Abstract: SA-PO0881
Crescentic Glomerulonephritis with Pulmonary Haemorrhage in a Patient with High Titer Anti-Myeloperoxidase (MPO) Antibody and Triple-Positive Antiphospholipid Syndrome: Insights on a Rare Association
Session Information
- Glomerular Case Reports: ANCA, IgA, IgG, and More
November 08, 2025 | Location: Exhibit Hall, Convention Center
Abstract Time: 10:00 AM - 12:00 PM
Category: Glomerular Diseases
- 1402 Glomerular Diseases: Clinical, Outcomes, and Therapeutics
Authors
- Laghrib, Sanae, CHU Brugmann, Brussels, Belgium
- Kamgang Semeu, Prochore N., CHU Brugmann, Brussels, Belgium
- Taghavi, Maxime, CHU Brugmann, Brussels, Belgium
- Jacobs, Lucas, CHU Brugmann, Brussels, Belgium
Introduction
Anti-neutrophil cytoplasmic antibody (ANCA)-associated vasculitides (AAV) are small vessel inflammatory diseases. Antiphospholipid syndrome (APS) is an acquired thrombophilia characterized by thromboembolic events and /or obstetric manifestations. Kidneys are a major target organ in both diseases. The coexistence of APS and AAV is rare and raises questions about the overlapping immunopathogenic mechanisms.
Case Description
We present the case of a 42-year-old woman with triple positive thrombotic and obstetrical APS, and a history of 2 episodes of infectious interstitial pneumonia. She was admitted with dyspnoea, haemoptysis and epistaxis.
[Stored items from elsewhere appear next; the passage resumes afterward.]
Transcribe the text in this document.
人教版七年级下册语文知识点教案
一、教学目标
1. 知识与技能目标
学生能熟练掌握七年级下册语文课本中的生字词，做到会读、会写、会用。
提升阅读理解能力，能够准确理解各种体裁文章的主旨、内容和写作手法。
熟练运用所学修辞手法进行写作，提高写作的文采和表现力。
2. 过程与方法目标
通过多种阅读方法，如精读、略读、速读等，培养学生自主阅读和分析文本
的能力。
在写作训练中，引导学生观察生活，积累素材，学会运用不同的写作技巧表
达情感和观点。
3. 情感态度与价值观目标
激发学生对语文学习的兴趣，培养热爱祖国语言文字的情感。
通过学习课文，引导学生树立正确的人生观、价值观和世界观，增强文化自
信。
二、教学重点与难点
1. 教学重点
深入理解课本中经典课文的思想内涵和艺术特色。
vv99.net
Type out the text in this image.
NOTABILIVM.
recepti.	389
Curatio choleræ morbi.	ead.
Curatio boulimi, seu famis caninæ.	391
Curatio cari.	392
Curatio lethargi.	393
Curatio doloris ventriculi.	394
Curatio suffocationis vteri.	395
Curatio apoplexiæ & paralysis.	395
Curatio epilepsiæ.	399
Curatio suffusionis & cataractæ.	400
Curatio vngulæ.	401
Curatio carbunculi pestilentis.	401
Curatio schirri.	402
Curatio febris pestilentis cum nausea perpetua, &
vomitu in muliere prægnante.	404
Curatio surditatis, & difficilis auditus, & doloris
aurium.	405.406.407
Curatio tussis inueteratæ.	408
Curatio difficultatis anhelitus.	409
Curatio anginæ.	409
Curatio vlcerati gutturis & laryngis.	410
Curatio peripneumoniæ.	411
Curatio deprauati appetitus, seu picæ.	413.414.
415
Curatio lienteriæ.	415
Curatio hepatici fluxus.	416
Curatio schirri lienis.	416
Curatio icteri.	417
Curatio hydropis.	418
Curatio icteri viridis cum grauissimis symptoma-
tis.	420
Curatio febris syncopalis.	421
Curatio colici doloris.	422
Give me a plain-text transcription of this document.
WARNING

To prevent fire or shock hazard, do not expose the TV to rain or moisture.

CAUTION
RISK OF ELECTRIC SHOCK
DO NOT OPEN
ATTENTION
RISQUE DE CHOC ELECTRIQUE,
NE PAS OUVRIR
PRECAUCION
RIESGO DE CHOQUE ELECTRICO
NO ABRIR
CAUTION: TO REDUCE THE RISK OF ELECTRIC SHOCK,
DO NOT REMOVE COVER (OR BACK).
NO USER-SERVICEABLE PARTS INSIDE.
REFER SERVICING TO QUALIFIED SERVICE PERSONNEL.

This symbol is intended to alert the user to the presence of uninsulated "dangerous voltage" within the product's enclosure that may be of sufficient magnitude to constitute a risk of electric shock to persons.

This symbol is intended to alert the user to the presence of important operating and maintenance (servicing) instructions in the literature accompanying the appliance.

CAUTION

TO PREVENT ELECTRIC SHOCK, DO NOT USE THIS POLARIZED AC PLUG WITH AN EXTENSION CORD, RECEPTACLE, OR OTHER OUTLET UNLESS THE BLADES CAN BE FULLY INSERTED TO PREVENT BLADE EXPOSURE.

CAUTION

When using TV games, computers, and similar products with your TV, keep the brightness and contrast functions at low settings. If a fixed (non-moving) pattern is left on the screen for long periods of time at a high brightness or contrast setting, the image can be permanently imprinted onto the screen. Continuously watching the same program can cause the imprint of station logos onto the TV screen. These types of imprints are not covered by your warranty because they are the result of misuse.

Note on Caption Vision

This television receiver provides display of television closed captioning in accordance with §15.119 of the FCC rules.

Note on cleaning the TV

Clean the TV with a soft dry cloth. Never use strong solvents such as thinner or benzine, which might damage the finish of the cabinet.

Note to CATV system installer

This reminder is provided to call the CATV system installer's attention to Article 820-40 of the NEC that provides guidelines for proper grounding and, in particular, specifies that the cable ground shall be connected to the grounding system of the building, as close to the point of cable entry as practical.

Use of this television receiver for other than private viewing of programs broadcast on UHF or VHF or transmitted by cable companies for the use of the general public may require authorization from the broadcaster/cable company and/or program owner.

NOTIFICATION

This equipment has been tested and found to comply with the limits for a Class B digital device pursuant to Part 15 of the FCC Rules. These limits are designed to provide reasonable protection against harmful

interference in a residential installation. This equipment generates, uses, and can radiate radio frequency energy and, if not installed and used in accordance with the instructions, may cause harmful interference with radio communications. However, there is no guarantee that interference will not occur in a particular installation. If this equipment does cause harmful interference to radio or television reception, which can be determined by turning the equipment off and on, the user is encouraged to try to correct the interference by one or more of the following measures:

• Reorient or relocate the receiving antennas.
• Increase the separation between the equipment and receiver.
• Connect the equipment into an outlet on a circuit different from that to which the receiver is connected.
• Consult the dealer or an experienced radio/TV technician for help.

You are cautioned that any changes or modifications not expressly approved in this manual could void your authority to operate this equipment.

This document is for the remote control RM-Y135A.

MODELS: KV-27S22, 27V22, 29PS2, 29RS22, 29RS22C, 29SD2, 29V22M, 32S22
Bronchoalveolar lavage confirmed intra-alveolar haemorrage. Laboratory workup revealed anaemia, thrombocytopenia, inflammatory syndrome and high anti MPO ANCA titer (1537 U/ml). Renal function revealed acute kidney injury AKIN 1 (Creatinine 1.17 mg/dL, eGFR 58 mL/min/1.73m2). Urinalysis revealed proteinuria (0.93 g/L; Albumin/creatinine: 520.9 mg/g creat), leukocyturia and haematuria. CT scan showed interstitial lung disease and renal biopsy showed fibrous crescents and secondary focal segmental glomerulosclerosis. The diagnosis of concomitant anti MPO AAV and triple positive APS was confirmed. Infectious and auto immune panels excluded differential diagnosis. She was treated with intravenous corticosteroids, and IV Cyclophosphamide, then maintenance treatment with Azathioprine and later Rituximab. APS was managed with vitamin K antagonists. The patient showed clinical and radiological improvements although ANCA titres remained high.
Discussion
APS and AAV share manifestations such as pauci-immune crescentic GN and pulmonary haemorrhage. It can be difficult to differentiate which disease causes clinical manifestations, thus managemement can be challenging. The coexistence of APS and AAV led us to reflect on the overlapping immunopathological pathways such as NETosis and complement activation, described in both diseases. These processes may contribute to a vicious cycle of sustained inflammation and progressive tissue damage. Additionally, the “two-hit” hypothesis in APS may apply to our patient, placing her at increased risk for thromboembolic events and potentially catastrophic antiphospholipid syndrome (CAPS).